On my way up, I ran into Pamela in the elevator. She was quiet and skeptical of my involvement; I clarified with her that I was leading the volunteers to help cater this event. I waited upstairs in the penthouse venue, organizing the food and waiting for the volunteers to park and help out.
Pamela came over to me. She volleyed insult after insult for a parody video I had published on Instagram months earlier. In the video, I was poking fun of the over-spiritualized language in the Vancouver psychedelic scene. I was playful and many people, Michael included, reacted with laughter and appreciated the comedy.
Not Pamela.
As my throat tightened and my calm responses were politely cut off, she accused me of slandering people needlessly, especially her boyfriend. When I explained that that was not my intention and that she didn’t understand my satire or the sarcasm in the script, she cut me off: comparing me to Trump and threatening me with showing the video to others. After the initial shock wore off, my nervous system regulated into calm confusion.
Again, this was an older woman, respected and revered in this space (that I was seeing the cracks in), trying to put me in my place over a misunderstanding. Harassing me and hazing me with no one else around made me feel silenced and frozen. I reacted inside of a trauma response.
The event started. I shielded myself with my friends and overseeing the catering. Later on, she spoke about creating “a field of love” and accepting praise for her work with Roots To Thrive. I felt that I had to leave before the talk finished. I was tired and overwhelmed by her. I wasn’t willing to participate in confrontations framed in silencing and gaslighting. I wasn’t in the mood to applaud this “professional.”
Accountability
When I moved to Boston, I sat in the Summer sun of 2024 to speak with a colleague about the community here. They mentioned Zoe: event organizers confirmed Zoë’s broader pattern of controlling, micromanaging, burning bridges, and leveraging high-profile partnerships through her husband, Chris, for access while sabotaging relationships. I reflected on the particular harm when an elder woman engages in patriarchal-style silencing of emerging younger women.

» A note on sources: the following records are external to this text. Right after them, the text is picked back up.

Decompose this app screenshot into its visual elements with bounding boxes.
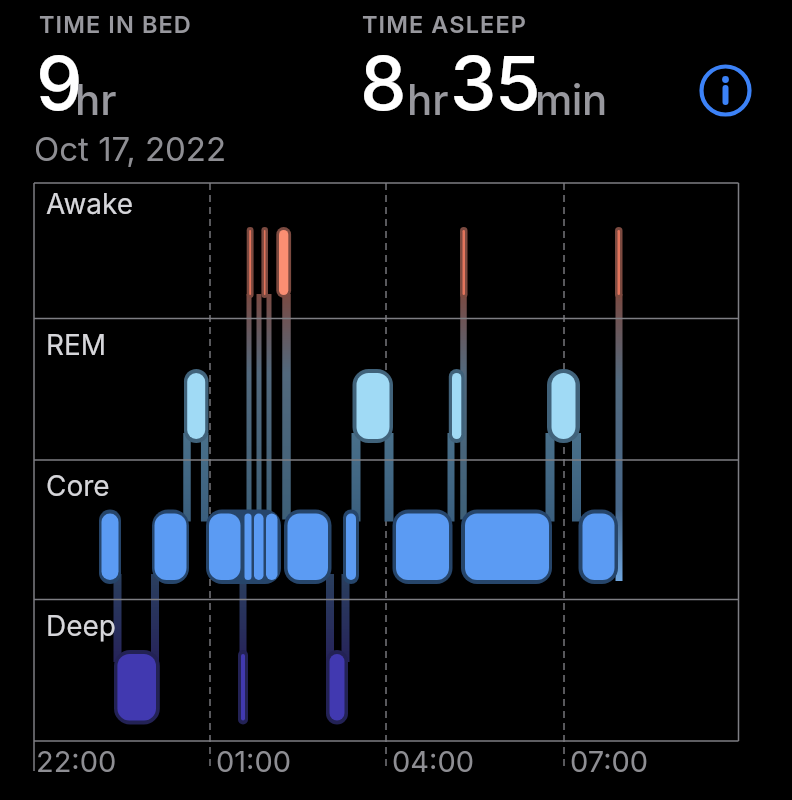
staticText: 04:00: [392, 744, 474, 779]
staticText: Core: [46, 469, 110, 503]
staticText: 35: [450, 38, 540, 128]
staticText: hr: [75, 74, 117, 125]
staticText: hr: [407, 74, 449, 125]
staticText: TIME ASLEEP: [362, 10, 527, 38]
staticText: REM: [46, 328, 107, 362]
staticText: 9: [36, 38, 83, 128]
staticText: 07:00: [570, 744, 649, 779]
staticText: Oct 17, 2022: [34, 129, 227, 169]
button[interactable]: [699, 64, 752, 117]
staticText: 8: [360, 38, 407, 128]
staticText: Awake: [46, 187, 134, 221]
staticText: TIME IN BED: [39, 10, 192, 38]
staticText: 01:00: [216, 744, 292, 779]
staticText: Deep: [46, 609, 116, 643]
staticText: min: [535, 74, 607, 125]
staticText: 22:00: [36, 744, 117, 779]
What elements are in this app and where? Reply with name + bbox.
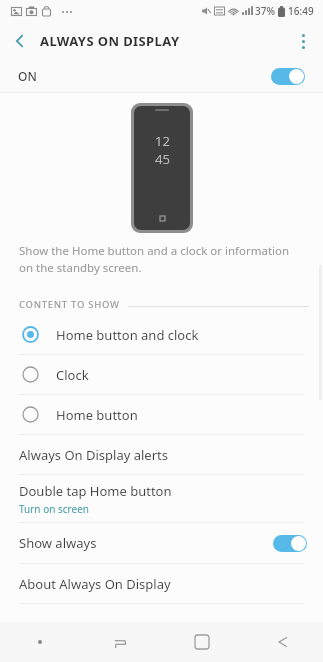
button[interactable]: Recents (80, 622, 161, 662)
staticText: 45 (155, 150, 170, 168)
button[interactable]: Show always (0, 523, 323, 563)
button[interactable]: Back (0, 22, 40, 60)
staticText: Home button and clock (56, 326, 199, 344)
staticText: ON (18, 68, 37, 84)
staticText: About Always On Display (19, 575, 171, 593)
staticText: Always On Display alerts (19, 446, 168, 464)
button[interactable]: More options (283, 22, 323, 60)
staticText: Show the Home button and a clock or info… (19, 243, 301, 275)
button[interactable]: Clock (0, 355, 323, 394)
button[interactable]: About Always On Display (0, 564, 323, 603)
button[interactable]: Double tap Home button (0, 475, 323, 522)
staticText: Double tap Home button (19, 482, 172, 500)
staticText: Clock (56, 366, 89, 384)
staticText: 12 (155, 132, 170, 150)
staticText: CONTENT TO SHOW (19, 298, 120, 311)
button[interactable]: Home button and clock (0, 315, 323, 354)
staticText: Show always (19, 534, 97, 552)
staticText: ALWAYS ON DISPLAY (40, 32, 180, 50)
button[interactable]: Always On Display alerts (0, 435, 323, 474)
staticText: 16:49 (288, 4, 314, 18)
staticText: Home button (56, 406, 138, 424)
button[interactable]: Back (242, 622, 323, 662)
button[interactable]: Home button (0, 395, 323, 434)
button[interactable]: Menu (0, 622, 80, 662)
staticText: 37% (255, 4, 275, 18)
button[interactable]: Home (161, 622, 242, 662)
staticText: Turn on screen (19, 502, 89, 516)
button[interactable]: ON (0, 60, 323, 92)
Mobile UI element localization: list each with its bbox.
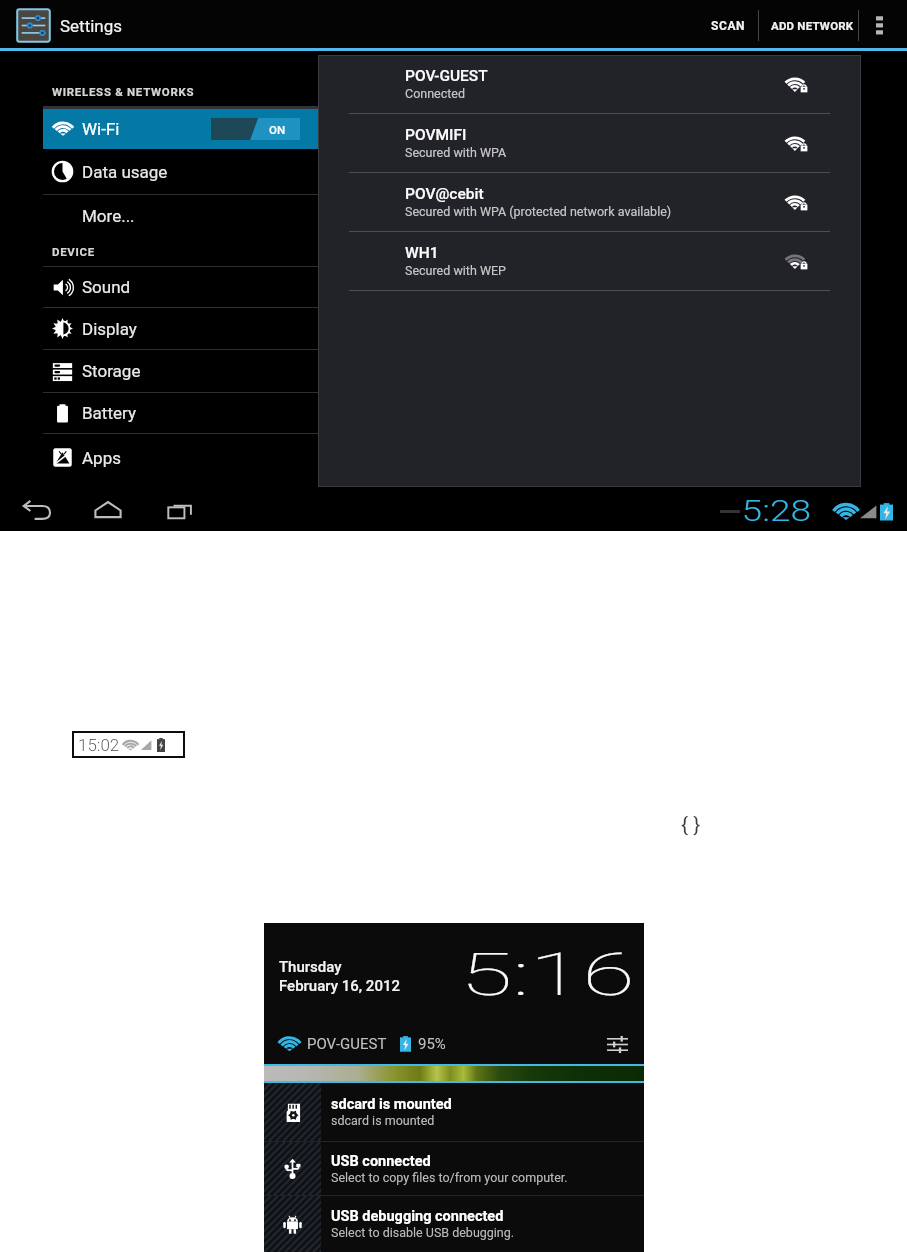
button[interactable]: SCAN [682,0,758,51]
staticText: DEVICE [52,245,96,258]
staticText: SCAN [711,19,746,33]
button[interactable]: Display [43,308,318,349]
button[interactable]: POV-GUEST [405,55,830,113]
staticText: More... [82,206,135,226]
staticText: ADD NETWORK [771,19,854,32]
staticText: ON [269,123,286,136]
button[interactable]: WH1 [405,232,830,290]
button[interactable]: Apps [43,434,318,481]
staticText: 95% [418,1035,446,1053]
staticText: Secured with WPA [405,145,507,160]
staticText: sdcard is mounted [331,1096,452,1113]
staticText: February 16, 2012 [279,977,400,995]
staticText: Battery [82,403,136,423]
button[interactable]: Data usage [43,149,318,194]
staticText: Display [82,319,137,339]
staticText: Secured with WPA (protected network avai… [405,204,672,219]
button[interactable]: Battery [43,393,318,433]
button[interactable]: Quick settings [604,1031,630,1057]
staticText: Apps [82,448,121,468]
button[interactable]: USB debugging connected [264,1196,644,1252]
staticText: Settings [60,16,123,36]
staticText: USB debugging connected [331,1208,504,1225]
staticText: Sound [82,277,131,297]
button[interactable]: Storage [43,350,318,392]
button[interactable]: POVMIFI [405,114,830,172]
button[interactable]: ON [211,118,300,140]
button[interactable]: Back [0,491,72,531]
button[interactable]: Settings [0,7,131,44]
staticText: Wi-Fi [82,119,120,139]
button[interactable]: POV@cebit [405,173,830,231]
staticText: 5:16 [460,939,636,1009]
button[interactable]: ADD NETWORK [759,0,858,51]
staticText: POV-GUEST [405,67,488,85]
staticText: Secured with WEP [405,263,506,278]
staticText: POV@cebit [405,185,484,203]
button[interactable]: More... [43,195,318,236]
button[interactable]: sdcard is mounted [264,1083,644,1141]
staticText: Thursday [279,958,342,976]
staticText: Connected [405,86,466,101]
staticText: sdcard is mounted [331,1113,435,1128]
button[interactable]: Wi-Fi [43,109,318,149]
button[interactable]: USB connected [264,1142,644,1195]
staticText: USB connected [331,1153,431,1170]
staticText: WH1 [405,244,439,262]
staticText: 5:28 [742,494,812,528]
staticText: POV-GUEST [307,1035,387,1053]
staticText: Storage [82,361,141,381]
button[interactable]: Home [72,491,144,531]
button[interactable]: Recents [144,491,216,531]
staticText: { } [681,813,701,838]
staticText: POVMIFI [405,126,467,144]
staticText: 15:02 [78,735,120,755]
staticText: Data usage [82,162,168,182]
staticText: Select to disable USB debugging. [331,1225,515,1240]
button[interactable]: More options [859,0,907,51]
staticText: Select to copy files to/from your comput… [331,1170,568,1185]
button[interactable]: Sound [43,267,318,307]
staticText: WIRELESS & NETWORKS [52,85,195,98]
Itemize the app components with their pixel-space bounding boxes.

We have not spoken. I have seen her present virtually at Spirit Plant Medicine Conference and I have heard of health struggles on her end. I wish her the best.
With Michael, I sincerely hope he is conducting an ethical and completely transparent business.

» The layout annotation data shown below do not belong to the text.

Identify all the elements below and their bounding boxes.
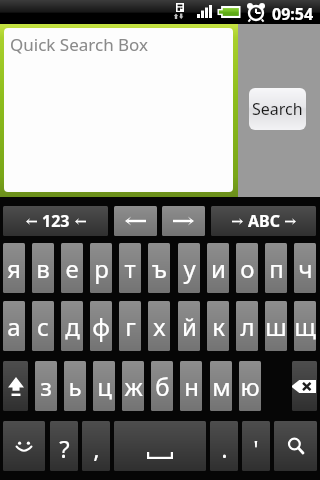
button[interactable]: б <box>151 361 173 411</box>
staticText: 09:54 <box>272 3 314 25</box>
staticText: ч <box>298 252 313 285</box>
staticText: ъ <box>152 252 167 285</box>
staticText: ' <box>253 432 259 465</box>
staticText: с <box>37 310 49 343</box>
button[interactable]: ъ <box>148 243 170 293</box>
button[interactable]: Emoji <box>3 421 45 471</box>
button[interactable]: ч <box>294 243 316 293</box>
staticText: Search <box>252 98 303 120</box>
button[interactable]: г <box>119 301 141 351</box>
button[interactable]: о <box>236 243 258 293</box>
button[interactable]: щ <box>294 301 316 351</box>
button[interactable]: Space <box>114 421 206 471</box>
staticText: а <box>7 310 21 343</box>
staticText: 123 <box>42 210 70 232</box>
button[interactable]: р <box>90 243 112 293</box>
staticText: ф <box>92 310 110 343</box>
button[interactable]: й <box>178 301 200 351</box>
button[interactable]: ' <box>242 421 270 471</box>
staticText: д <box>65 310 80 343</box>
staticText: , <box>93 432 100 465</box>
button[interactable]: к <box>207 301 229 351</box>
staticText: б <box>155 370 170 403</box>
other: Space <box>147 452 173 459</box>
button[interactable]: ю <box>239 361 261 411</box>
staticText: . <box>221 432 228 465</box>
button[interactable]: а <box>3 301 25 351</box>
staticText: й <box>182 310 197 343</box>
button[interactable]: е <box>61 243 83 293</box>
staticText: м <box>212 370 231 403</box>
staticText: ю <box>240 370 260 403</box>
button[interactable]: Search <box>249 88 306 130</box>
button[interactable]: т <box>119 243 141 293</box>
staticText: и <box>211 252 226 285</box>
staticText: е <box>65 252 79 285</box>
staticText: х <box>153 310 166 343</box>
button[interactable]: в <box>32 243 54 293</box>
button[interactable]: Shift <box>3 361 28 411</box>
staticText: ь <box>68 370 82 403</box>
other: Next <box>173 215 194 227</box>
staticText: р <box>94 252 109 285</box>
other: Shift <box>8 377 24 396</box>
button[interactable]: с <box>32 301 54 351</box>
button[interactable]: ф <box>90 301 112 351</box>
staticText: г <box>125 310 136 343</box>
button[interactable]: . <box>210 421 238 471</box>
button[interactable]: у <box>178 243 200 293</box>
staticText: л <box>240 310 255 343</box>
staticText: ABC <box>248 210 280 232</box>
button[interactable]: , <box>82 421 110 471</box>
button[interactable]: м <box>210 361 232 411</box>
button[interactable]: н <box>180 361 202 411</box>
staticText: з <box>40 370 52 403</box>
button[interactable]: ь <box>64 361 86 411</box>
button[interactable]: п <box>265 243 287 293</box>
staticText: н <box>184 370 199 403</box>
staticText: щ <box>294 310 316 343</box>
staticText: ц <box>97 370 112 403</box>
staticText: т <box>124 252 136 285</box>
button[interactable]: 123 <box>3 206 108 236</box>
staticText: я <box>7 252 21 285</box>
button[interactable]: ж <box>122 361 144 411</box>
other: Search <box>286 436 306 456</box>
button[interactable]: л <box>236 301 258 351</box>
button[interactable]: ц <box>93 361 115 411</box>
button[interactable]: Search <box>274 421 317 471</box>
button[interactable]: ш <box>265 301 287 351</box>
staticText: ? <box>59 432 70 465</box>
button[interactable]: Quick Search Box <box>4 28 233 192</box>
button[interactable]: Previous <box>114 206 157 236</box>
other: Backspace <box>292 380 316 393</box>
button[interactable]: з <box>35 361 57 411</box>
button[interactable]: я <box>3 243 25 293</box>
staticText: Quick Search Box <box>10 33 149 56</box>
button[interactable]: х <box>148 301 170 351</box>
button[interactable]: и <box>207 243 229 293</box>
button[interactable]: Backspace <box>292 361 317 411</box>
button[interactable]: ABC <box>211 206 316 236</box>
staticText: в <box>36 252 50 285</box>
button[interactable]: Next <box>162 206 205 236</box>
button[interactable]: д <box>61 301 83 351</box>
staticText: о <box>240 252 255 285</box>
staticText: п <box>269 252 284 285</box>
button[interactable]: ? <box>50 421 78 471</box>
other: Emoji <box>13 439 35 454</box>
other: Previous <box>125 215 146 227</box>
staticText: ш <box>265 310 287 343</box>
staticText: ж <box>124 370 143 403</box>
staticText: у <box>183 252 196 285</box>
staticText: к <box>212 310 225 343</box>
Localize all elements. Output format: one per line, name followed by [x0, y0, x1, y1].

With Pamela, misogyny and patriarchy have led me to reflect on unethical behaviours disproportionately silencing women and weaponizing reputation against them. Whether in underground facilitation or institutional leadership, there are no clear systems of repair or redress. Silencing mechanisms remain in reputational attacks, armies of yes-men, and deliberate gaslighting. The myth of psychedelic utopia exists in belief systems of Vancouver and beyond.
There is a need for third-party accountability structures in psychedelic networks. I encourage a call for cultural maturity: psychedelics cannot heal society if psychedelic communities tolerate abuse, coercion, or silencing internally.

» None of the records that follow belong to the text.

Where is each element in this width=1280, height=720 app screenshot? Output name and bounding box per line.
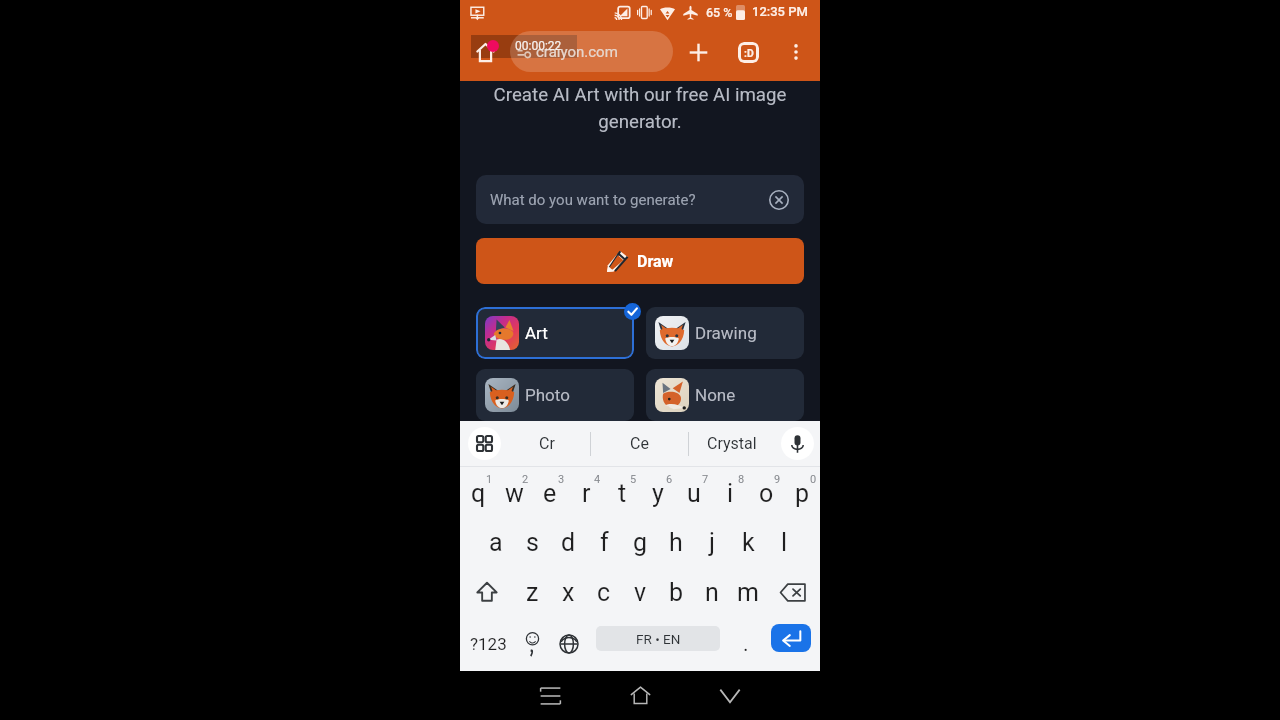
staticText: 0 [810, 473, 817, 486]
staticText: FR • EN [636, 631, 681, 647]
button[interactable]: z [514, 567, 550, 617]
staticText: 3 [558, 473, 565, 486]
button[interactable]: FR • EN [596, 626, 720, 651]
staticText: 8 [738, 473, 745, 486]
button[interactable]: Home [470, 37, 500, 67]
staticText: Art [525, 323, 548, 343]
button[interactable]: More options [781, 37, 811, 67]
staticText: m [737, 578, 759, 607]
button[interactable]: d [550, 517, 586, 567]
staticText: 6 [666, 473, 673, 486]
button[interactable]: y [640, 467, 676, 517]
staticText: 7 [702, 473, 709, 486]
staticText: 5 [630, 473, 637, 486]
button[interactable]: Cr [526, 421, 568, 466]
button[interactable]: f [586, 517, 622, 567]
staticText: u [687, 479, 701, 508]
staticText: a [489, 528, 503, 557]
button[interactable]: Photo [476, 369, 634, 421]
button[interactable]: craiyon.com [510, 31, 673, 72]
staticText: g [633, 528, 648, 557]
button[interactable]: e [532, 467, 568, 517]
staticText: l [781, 528, 788, 557]
button[interactable]: Draw [476, 238, 804, 284]
button[interactable]: Crystal [700, 421, 764, 466]
button[interactable]: b [658, 567, 694, 617]
button[interactable]: h [658, 517, 694, 567]
button[interactable]: None [646, 369, 804, 421]
staticText: j [709, 528, 715, 557]
staticText: 9 [774, 473, 781, 486]
staticText: :D [744, 47, 754, 59]
staticText: Ce [630, 434, 649, 453]
staticText: ?123 [470, 634, 507, 654]
button[interactable]: Change language [551, 617, 587, 671]
button[interactable]: Recents [528, 671, 572, 720]
staticText: 4 [594, 473, 601, 486]
staticText: n [705, 578, 719, 607]
button[interactable]: o [748, 467, 784, 517]
staticText: Draw [637, 252, 674, 271]
staticText: r [582, 479, 591, 508]
button[interactable]: Emoji [513, 617, 551, 671]
button[interactable]: g [622, 517, 658, 567]
staticText: t [618, 479, 627, 508]
staticText: o [759, 479, 774, 508]
button[interactable]: Backspace [766, 567, 820, 617]
button[interactable]: Home [618, 671, 662, 720]
staticText: q [471, 479, 486, 508]
button[interactable]: c [586, 567, 622, 617]
staticText: What do you want to generate? [490, 191, 696, 209]
staticText: 1 [486, 473, 493, 486]
staticText: 65 % [706, 5, 733, 20]
staticText: 2 [522, 473, 529, 486]
button[interactable]: m [730, 567, 766, 617]
button[interactable]: a [478, 517, 514, 567]
staticText: 12:35 PM [752, 4, 808, 19]
button[interactable]: Toolbar [468, 427, 501, 460]
staticText: d [561, 528, 576, 557]
staticText: f [600, 528, 609, 557]
button[interactable]: Tabs [733, 37, 763, 67]
staticText: i [727, 479, 734, 508]
staticText: 00:00:22 [515, 39, 562, 53]
button[interactable]: v [622, 567, 658, 617]
button[interactable]: q [460, 467, 496, 517]
button[interactable]: Enter [771, 624, 811, 652]
button[interactable]: Ce [618, 421, 660, 466]
button[interactable]: . [730, 617, 762, 671]
button[interactable]: i [712, 467, 748, 517]
button[interactable]: w [496, 467, 532, 517]
staticText: p [795, 479, 810, 508]
staticText: None [695, 385, 736, 405]
staticText: Cr [539, 434, 555, 453]
staticText: craiyon.com [536, 43, 618, 61]
button[interactable]: Art [476, 307, 634, 359]
button[interactable]: r [568, 467, 604, 517]
staticText: w [505, 479, 524, 508]
button[interactable]: n [694, 567, 730, 617]
staticText: e [543, 479, 557, 508]
button[interactable]: k [730, 517, 766, 567]
button[interactable]: ?123 [466, 617, 510, 671]
button[interactable]: t [604, 467, 640, 517]
staticText: k [742, 528, 755, 557]
button[interactable]: Voice input [781, 427, 814, 460]
button[interactable]: x [550, 567, 586, 617]
button[interactable]: New tab [683, 37, 713, 67]
button[interactable]: u [676, 467, 712, 517]
button[interactable]: Back [708, 671, 752, 720]
button[interactable]: What do you want to generate? [476, 175, 804, 224]
staticText: Drawing [695, 323, 757, 343]
button[interactable]: Drawing [646, 307, 804, 359]
staticText: v [634, 578, 647, 607]
staticText: b [669, 578, 684, 607]
staticText: h [669, 528, 683, 557]
staticText: . [743, 632, 749, 657]
staticText: Photo [525, 385, 570, 405]
button[interactable]: s [514, 517, 550, 567]
button[interactable]: j [694, 517, 730, 567]
button[interactable]: p [784, 467, 820, 517]
button[interactable]: Shift [460, 567, 514, 617]
button[interactable]: l [766, 517, 802, 567]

I speak my truth not to sensationalize but to highlight patterns that I and others have endured. I write this to acknowledge others who have been silenced or intimidated, encouraging them to know they are not alone. I am a stand for a psychedelic renaissance grounded not just in medicine, but in ethics, equity, and accountability.
About the Author: Mia Cara Cosco is a Boston, MA-based writer, researcher, child behavorial therapist, and psychedelic community leader. While studying psychology at UBC, Mia worked at the Childhood Lab and saw how childhood grief became disorders in adulthood. After learning about psychedelics, she co-founded the Psychedelic Club. In 2025, she presented research at Psychedelic Science and Burning Man of QC’s Code Red, looking at how psychedelics alleviate PMDD. She is a children’s behavioural therapist and writes for Psychedelic Spotlight and New Lines. Her essays can be read at “The Beauty of Grief” on Substack.